"Umweltkeim" in Uniklinik Köln

Schimmel im Brutkasten? Frühchen-Eltern machen Schocknachricht öffentlich

Ein Frühchen liegt in einem Inkubator. (Symbolbild)
© picture alliance / ZB, Britta Pedersen

24. Oktober 2019 - 10:44 Uhr

Von Denise Kylla

Es ist schwer genug, wenn ein Baby drei Monate zu früh zur Welt kommt. Jetzt kämpfen Eltern aus Leverkusen auch noch mit mangelnder Hygiene. Das wirft der Vater des Kindes der Uniklinik Köln vor. Die Klinik habe sein Mädchen in einen Inkubator gelegt, der von Schimmelpilz befallen sei, sagte Lorenz A. (Name von der Redaktion geändert) im Interview mit RTL.de. Die Uniklinik widerspricht dieser Darstellung.

Bisher keine auffälligen Werte

Seine Frau brachte Zwillinge - einen Jungen und ein Mädchen - in Leverkusen zur Welt. Doch dann sei bei dem Mädchen eine Perforation des Darms entdeckt worden. Das bedeutet: Eine Stelle im Darm ist undicht. "Deshalb mussten wir sie in die Uniklinik nach Köln bringen", so der Vater. Dort wurde das Baby behandelt - eine Operation sollte die Situation entspannen.

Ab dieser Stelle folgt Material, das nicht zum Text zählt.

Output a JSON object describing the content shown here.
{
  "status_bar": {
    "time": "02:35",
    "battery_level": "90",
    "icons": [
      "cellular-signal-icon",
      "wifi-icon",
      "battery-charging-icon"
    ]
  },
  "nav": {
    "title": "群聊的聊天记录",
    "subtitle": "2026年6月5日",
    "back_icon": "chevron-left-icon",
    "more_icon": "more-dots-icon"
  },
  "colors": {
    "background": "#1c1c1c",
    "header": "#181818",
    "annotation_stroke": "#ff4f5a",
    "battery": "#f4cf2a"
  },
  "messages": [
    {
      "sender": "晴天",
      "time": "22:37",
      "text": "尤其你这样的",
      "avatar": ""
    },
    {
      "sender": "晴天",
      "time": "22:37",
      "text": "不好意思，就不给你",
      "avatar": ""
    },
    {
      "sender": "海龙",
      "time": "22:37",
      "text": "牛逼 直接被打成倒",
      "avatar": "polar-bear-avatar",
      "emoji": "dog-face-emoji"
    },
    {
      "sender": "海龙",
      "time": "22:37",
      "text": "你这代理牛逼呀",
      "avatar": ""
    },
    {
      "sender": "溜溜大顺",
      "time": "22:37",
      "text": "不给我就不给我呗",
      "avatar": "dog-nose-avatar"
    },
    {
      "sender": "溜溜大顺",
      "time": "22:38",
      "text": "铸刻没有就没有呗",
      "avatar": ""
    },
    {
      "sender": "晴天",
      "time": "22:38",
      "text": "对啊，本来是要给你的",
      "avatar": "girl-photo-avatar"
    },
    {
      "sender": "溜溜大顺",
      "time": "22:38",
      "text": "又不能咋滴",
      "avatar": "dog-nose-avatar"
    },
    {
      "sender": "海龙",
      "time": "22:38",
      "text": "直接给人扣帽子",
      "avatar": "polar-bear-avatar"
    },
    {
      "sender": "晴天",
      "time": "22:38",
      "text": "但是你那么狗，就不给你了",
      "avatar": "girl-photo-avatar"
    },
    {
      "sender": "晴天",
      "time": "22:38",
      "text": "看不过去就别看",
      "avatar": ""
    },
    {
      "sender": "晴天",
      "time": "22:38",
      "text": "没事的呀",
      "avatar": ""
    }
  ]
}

Doch statt Entspannung wurde die Situation noch brenzliger. "Gestern kam eine Schwester zu uns und informierte uns darüber, dass im Inkubator unserer Tochter ein Schimmelpilz gefunden worden sei", so Lorenz A. Der sei erst nach 48 Stunden nachweisbar. Das Problem: Genauso lange wird es jetzt auch dauern, den Keim bei dem Frühchen nachzuweisen - falls es denn infiziert sein sollte. "Frühgeborene bekommen einmal pro Tag Blut abgenommen - bisher waren die Werte nicht auffällig", so der besorgte Papa.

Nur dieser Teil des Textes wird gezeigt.